Readers Ask column from May 9, 2016, issue of Coin World:

I have this coin I want to sell to Tommy Bolack. Can you help me find him please?

Arsen Gold  /  Via email

For Coin World readers not familiar with the name Tommy Bolack, he is the error collector who has acquired 10 of the 14 confirmed known examples of the $1.25 State quarter dollar obverse/Sacagawea dollar reverse double-denomination mule error coins, for tens of thousands of dollars each.

There’s no need to contact Mr. Bolack. What the reader has is not a genuine example of the mule (struck at the Philadelphia Mint in 2000, but dateless), but a novelty piece fabricated from two separate coins. Several different companies make them for sale for a few dollars each.

One of the diagnostics for a piece being one of the novelties is the seam visible along the inside of the rim on the obverse; there’s no way to hide that seam.

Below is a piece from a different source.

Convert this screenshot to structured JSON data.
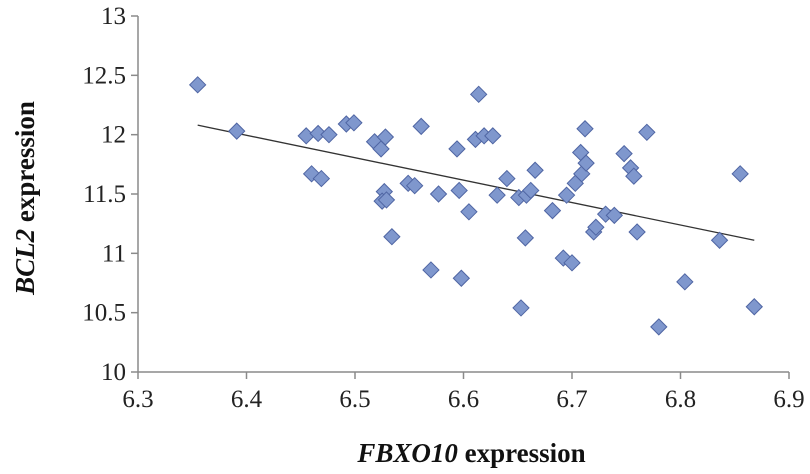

Another diagnostic is the surface finish on the obverse and reverse, which appears Proof or prooflike, while genuine coins are circulation strikes, exhibiting distinctive metal flow lines.

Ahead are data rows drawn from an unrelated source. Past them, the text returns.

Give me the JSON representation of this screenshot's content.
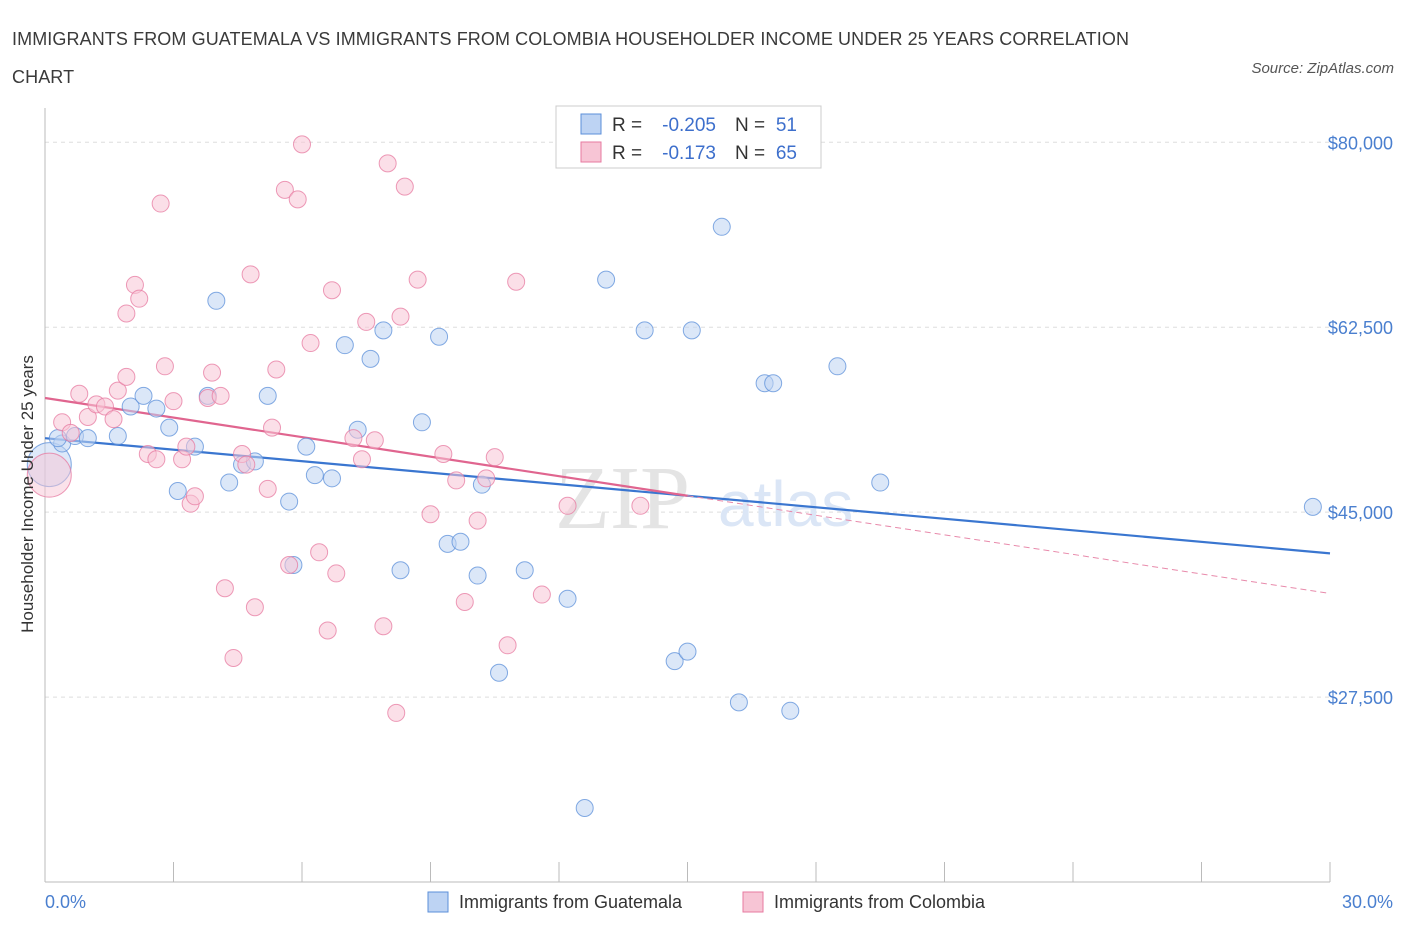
{
  "title": "IMMIGRANTS FROM GUATEMALA VS IMMIGRANTS FROM COLOMBIA HOUSEHOLDER INCOME UNDER 25 YEARS CORRELATION CHART",
  "source": "Source: ZipAtlas.com",
  "watermark": {
    "zip": "ZIP",
    "atlas": "atlas"
  },
  "chart_data": {
    "type": "scatter",
    "title": "IMMIGRANTS FROM GUATEMALA VS IMMIGRANTS FROM COLOMBIA HOUSEHOLDER INCOME UNDER 25 YEARS CORRELATION CHART",
    "ylabel": "Householder Income Under 25 years",
    "xlabel": "",
    "xlim": [
      0,
      30
    ],
    "ylim": [
      10000,
      84000
    ],
    "x_tick_labels": [
      "0.0%",
      "30.0%"
    ],
    "y_ticks": [
      {
        "value": 80000,
        "label": "$80,000"
      },
      {
        "value": 62500,
        "label": "$62,500"
      },
      {
        "value": 45000,
        "label": "$45,000"
      },
      {
        "value": 27500,
        "label": "$27,500"
      }
    ],
    "legend": {
      "rows": [
        {
          "r_label": "R =",
          "r_value": "-0.205",
          "n_label": "N =",
          "n_value": "51",
          "color": "#5b8fd9"
        },
        {
          "r_label": "R =",
          "r_value": "-0.173",
          "n_label": "N =",
          "n_value": "65",
          "color": "#e77aa0"
        }
      ]
    },
    "series": [
      {
        "name": "Immigrants from Guatemala",
        "color": "#5b8fd9",
        "fill": "#bdd3f3",
        "trend": {
          "x0": 0,
          "y0": 52000,
          "x1": 30,
          "y1": 41100
        },
        "points": [
          [
            0.1,
            49500
          ],
          [
            0.4,
            51500
          ],
          [
            0.7,
            52200
          ],
          [
            1.0,
            52000
          ],
          [
            1.7,
            52200
          ],
          [
            2.0,
            55000
          ],
          [
            2.3,
            56000
          ],
          [
            2.6,
            54800
          ],
          [
            2.9,
            53000
          ],
          [
            3.1,
            47000
          ],
          [
            3.5,
            51200
          ],
          [
            3.8,
            56000
          ],
          [
            4.0,
            65000
          ],
          [
            4.3,
            47800
          ],
          [
            4.6,
            49500
          ],
          [
            4.9,
            49800
          ],
          [
            5.2,
            56000
          ],
          [
            5.7,
            46000
          ],
          [
            5.8,
            40000
          ],
          [
            6.1,
            51200
          ],
          [
            6.3,
            48500
          ],
          [
            6.7,
            48200
          ],
          [
            7.0,
            60800
          ],
          [
            7.3,
            52800
          ],
          [
            7.6,
            59500
          ],
          [
            7.9,
            62200
          ],
          [
            8.3,
            39500
          ],
          [
            8.8,
            53500
          ],
          [
            9.2,
            61600
          ],
          [
            9.4,
            42000
          ],
          [
            9.7,
            42200
          ],
          [
            10.1,
            39000
          ],
          [
            10.2,
            47600
          ],
          [
            10.6,
            29800
          ],
          [
            11.2,
            39500
          ],
          [
            12.2,
            36800
          ],
          [
            12.6,
            17000
          ],
          [
            13.1,
            67000
          ],
          [
            14.0,
            62200
          ],
          [
            14.7,
            30900
          ],
          [
            15.0,
            31800
          ],
          [
            15.1,
            62200
          ],
          [
            15.8,
            72000
          ],
          [
            16.2,
            27000
          ],
          [
            16.8,
            57200
          ],
          [
            17.0,
            57200
          ],
          [
            17.4,
            26200
          ],
          [
            18.5,
            58800
          ],
          [
            19.5,
            47800
          ],
          [
            29.6,
            45500
          ],
          [
            0.3,
            52000
          ]
        ]
      },
      {
        "name": "Immigrants from Colombia",
        "color": "#e77aa0",
        "fill": "#f7c5d5",
        "trend": {
          "x0": 0,
          "y0": 55800,
          "x1": 30,
          "y1": 37300
        },
        "points": [
          [
            0.1,
            48500
          ],
          [
            0.4,
            53500
          ],
          [
            0.6,
            52500
          ],
          [
            0.8,
            56200
          ],
          [
            1.0,
            54000
          ],
          [
            1.2,
            55200
          ],
          [
            1.4,
            55000
          ],
          [
            1.6,
            53800
          ],
          [
            1.7,
            56500
          ],
          [
            1.9,
            57800
          ],
          [
            1.9,
            63800
          ],
          [
            2.1,
            66500
          ],
          [
            2.2,
            65200
          ],
          [
            2.4,
            50500
          ],
          [
            2.6,
            50000
          ],
          [
            2.7,
            74200
          ],
          [
            2.8,
            58800
          ],
          [
            3.0,
            55500
          ],
          [
            3.2,
            50000
          ],
          [
            3.3,
            51200
          ],
          [
            3.4,
            45800
          ],
          [
            3.5,
            46500
          ],
          [
            3.8,
            55800
          ],
          [
            3.9,
            58200
          ],
          [
            4.1,
            56000
          ],
          [
            4.2,
            37800
          ],
          [
            4.4,
            31200
          ],
          [
            4.6,
            50500
          ],
          [
            4.7,
            49500
          ],
          [
            4.8,
            67500
          ],
          [
            4.9,
            36000
          ],
          [
            5.2,
            47200
          ],
          [
            5.3,
            53000
          ],
          [
            5.4,
            58500
          ],
          [
            5.6,
            75500
          ],
          [
            5.7,
            40000
          ],
          [
            5.9,
            74600
          ],
          [
            6.0,
            79800
          ],
          [
            6.2,
            61000
          ],
          [
            6.4,
            41200
          ],
          [
            6.6,
            33800
          ],
          [
            6.7,
            66000
          ],
          [
            6.8,
            39200
          ],
          [
            7.2,
            52000
          ],
          [
            7.4,
            50000
          ],
          [
            7.5,
            63000
          ],
          [
            7.7,
            51800
          ],
          [
            7.9,
            34200
          ],
          [
            8.0,
            78000
          ],
          [
            8.2,
            26000
          ],
          [
            8.3,
            63500
          ],
          [
            8.4,
            75800
          ],
          [
            8.7,
            67000
          ],
          [
            9.0,
            44800
          ],
          [
            9.3,
            50500
          ],
          [
            9.6,
            48000
          ],
          [
            9.8,
            36500
          ],
          [
            10.1,
            44200
          ],
          [
            10.3,
            48200
          ],
          [
            10.5,
            50200
          ],
          [
            10.8,
            32400
          ],
          [
            11.0,
            66800
          ],
          [
            11.6,
            37200
          ],
          [
            12.2,
            45600
          ],
          [
            13.9,
            45600
          ]
        ]
      }
    ]
  },
  "bottom_legend": [
    {
      "label": "Immigrants from Guatemala",
      "color": "#5b8fd9",
      "fill": "#bdd3f3"
    },
    {
      "label": "Immigrants from Colombia",
      "color": "#e77aa0",
      "fill": "#f7c5d5"
    }
  ]
}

The novelty piece is made in part using the obverse of a quarter dollar bearing the reduced George Washington portrait introduced on State quarter dollars in 1999. The diameter is trimmed and the reverse machined away. The piece is then inserted into an opening that was machined out from a Sacagawea dollar; the dollar reverse is left intact. The piece is then plated to make the color uniform. 

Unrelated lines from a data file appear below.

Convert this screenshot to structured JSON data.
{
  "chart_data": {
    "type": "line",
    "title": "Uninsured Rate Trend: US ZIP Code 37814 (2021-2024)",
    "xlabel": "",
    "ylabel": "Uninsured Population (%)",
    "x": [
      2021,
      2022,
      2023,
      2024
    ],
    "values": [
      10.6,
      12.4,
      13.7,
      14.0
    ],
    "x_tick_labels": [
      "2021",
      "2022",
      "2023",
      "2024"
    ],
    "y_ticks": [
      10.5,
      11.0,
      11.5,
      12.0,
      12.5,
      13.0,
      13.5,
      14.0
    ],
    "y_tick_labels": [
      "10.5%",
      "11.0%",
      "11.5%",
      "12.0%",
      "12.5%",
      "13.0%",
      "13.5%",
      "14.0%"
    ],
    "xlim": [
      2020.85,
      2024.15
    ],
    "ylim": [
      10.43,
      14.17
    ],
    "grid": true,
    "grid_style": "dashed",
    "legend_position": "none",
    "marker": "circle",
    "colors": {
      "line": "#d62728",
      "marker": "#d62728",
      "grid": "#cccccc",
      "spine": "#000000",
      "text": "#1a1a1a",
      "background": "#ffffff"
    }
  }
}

The genuine mule errors were struck in the spring of 2000 at the Philadelphia Mint on coin presses dedicated to dollar coin production. A State quarter dollar obverse die was matched in the press with a dollar coin reverse die and a dollar coin planchet was struck. The mismatching of dies from the two different denominations was executed with at least three different die pairs.

Several hundreds of thousands of the mule errors were struck, but almost all were recovered by the Treasury Department from a Philadelphia armored car company contracted to secure the struck coins for distribution into general circulation.